I know that lust is bad, according to the church, but what about wanderlust? I know it's a cute and stupid pun, but think about it: I want what I can't have, isn't that coveting? Moving to a new and exciting place every few months, as I've done for the past year, is a way to escape from my problems and relationships. I freely admit that I went to Wyoming to get away from people. I can reinvent myself in every place, leading to a lack of honesty with myself and the temptation to do bad things that I wouldn't ordinarily just for the "experience." I wouldn't subject a family to this many moves, so it's not a long-term solution. I tend to lose touch with people more quickly, thus weakening my ability to create meaningful relationships. But, I love it. I'm not planning to stop traveling, although I do plan to stay in Chicago at least for this academic year. I'm just sayin.

Today I had a very encouraging meeting with my college adviser, so encouraging that I may never have to talk to her again. She cleared me for taking a leave of absence for winter and spring, confirmed that I've completed all graduation requirements, and asked about future plans. She seemed impressed by the Wyoming story, and she said that it was one of the experiences I'll probably remember forever and generally a more excellent way to spend my summer than some "career-minded" internship that I wouldn't enjoy. She said that the fact that I don't know what I'll do next year is totally fine, and the fact that I am ok with not knowing shows maturity. She also seemed relieved that I did not stress about picking my major (when asked how I got on track with my major so quickly, I told her that I realized that I was half-way there during my second year and decided just to finish) and about getting honors. It seemed to me that she was fed up with uptight UofC students who obsess over everything, and was happy to find someone who thinks like she does. She says that, especially for me, who is not applying to grad school, most of these things don't really matter. I'll probably have many jobs and do many things, perhaps I'll even decide to go to grad school later, perhaps I won't. I might not get a job in my field, and that's fine. I won't remember my GPA or my grades a few years from now. It was nice to hear this affirmation of my general assumption that freaking out about all this is completely unnecessary. Added bonus: she grew up in Columbia, SC. And, she called her husband who might have an opening in his firm where I could perhaps work in the winter.

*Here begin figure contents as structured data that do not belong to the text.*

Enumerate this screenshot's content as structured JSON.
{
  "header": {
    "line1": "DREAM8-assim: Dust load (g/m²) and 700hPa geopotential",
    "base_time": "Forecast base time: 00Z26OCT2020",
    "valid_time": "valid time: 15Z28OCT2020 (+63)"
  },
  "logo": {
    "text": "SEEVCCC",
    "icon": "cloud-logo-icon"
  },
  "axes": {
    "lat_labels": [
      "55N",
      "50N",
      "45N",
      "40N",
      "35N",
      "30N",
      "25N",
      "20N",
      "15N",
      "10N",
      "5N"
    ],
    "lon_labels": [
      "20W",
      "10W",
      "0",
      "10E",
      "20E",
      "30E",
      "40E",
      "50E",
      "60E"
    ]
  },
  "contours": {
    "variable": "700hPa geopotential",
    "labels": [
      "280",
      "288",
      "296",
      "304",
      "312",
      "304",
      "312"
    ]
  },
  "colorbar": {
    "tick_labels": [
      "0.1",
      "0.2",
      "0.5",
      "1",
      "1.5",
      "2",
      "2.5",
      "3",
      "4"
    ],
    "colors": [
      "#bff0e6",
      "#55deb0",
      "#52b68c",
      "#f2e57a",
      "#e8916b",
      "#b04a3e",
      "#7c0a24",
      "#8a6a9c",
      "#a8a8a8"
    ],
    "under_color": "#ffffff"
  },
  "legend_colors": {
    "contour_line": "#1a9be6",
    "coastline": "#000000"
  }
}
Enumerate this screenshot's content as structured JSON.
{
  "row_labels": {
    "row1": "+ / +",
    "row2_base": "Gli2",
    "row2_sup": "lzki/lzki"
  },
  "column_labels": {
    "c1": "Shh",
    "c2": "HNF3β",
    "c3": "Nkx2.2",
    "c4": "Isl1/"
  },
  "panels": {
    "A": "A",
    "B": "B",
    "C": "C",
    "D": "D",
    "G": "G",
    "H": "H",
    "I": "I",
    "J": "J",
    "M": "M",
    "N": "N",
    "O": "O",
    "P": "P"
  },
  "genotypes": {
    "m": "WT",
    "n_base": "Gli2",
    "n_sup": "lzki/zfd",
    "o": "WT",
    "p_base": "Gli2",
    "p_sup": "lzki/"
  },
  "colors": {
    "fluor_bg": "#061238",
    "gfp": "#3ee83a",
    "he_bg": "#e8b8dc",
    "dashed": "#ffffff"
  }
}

It was especially nice to have this conversation at a time when everyone I know is completely beserk over post-graduation options. Grad school, no grad school, where to live, where to work, paying back loans, health insurance! I suppose some people are more relaxed, and realize that things will work themselves out, but I think a lot of people are dazzled by the options spread before them. Fortunately, I feel less pressure than even choosing a college, because whatever I choose now can be changed if I don't like it, with less hassle and emotional trouble than transferring colleges. And also college is so formative, and I knew that wherever I chose would significantly shape my interests, my perceptions, my options, and my perspective.

But it's not like I'm not thinking about it. It's hard not to, when the first thing any relative said to me when I went home for Thanksgiving was "what are you doing next year?" Today (in class, shame on me) I made a list of "cool things to do next quarter," the blessed quarter when I am not taking classes. It's mostly dream options, but also a way for me to think of what I would like to do, not what I think I should do. The UofC says I should want to do something really intense, high-powered, and important. Or at least something in my field. I've thought about those things too--journalism, international NGOs like Human Rights Watch, some sort of Middle East analyst/consultant/professional thinker, the CIA, even law school. But, the more I think about it, the less attractive those sound, although I don't want to rule them out for the future. Unfortunately for me and my student loans, what sounds most attractive does not involve a lot of money, at least not at first.

And now, off to my old Norwegian teacher's house in Andersonville for dinner.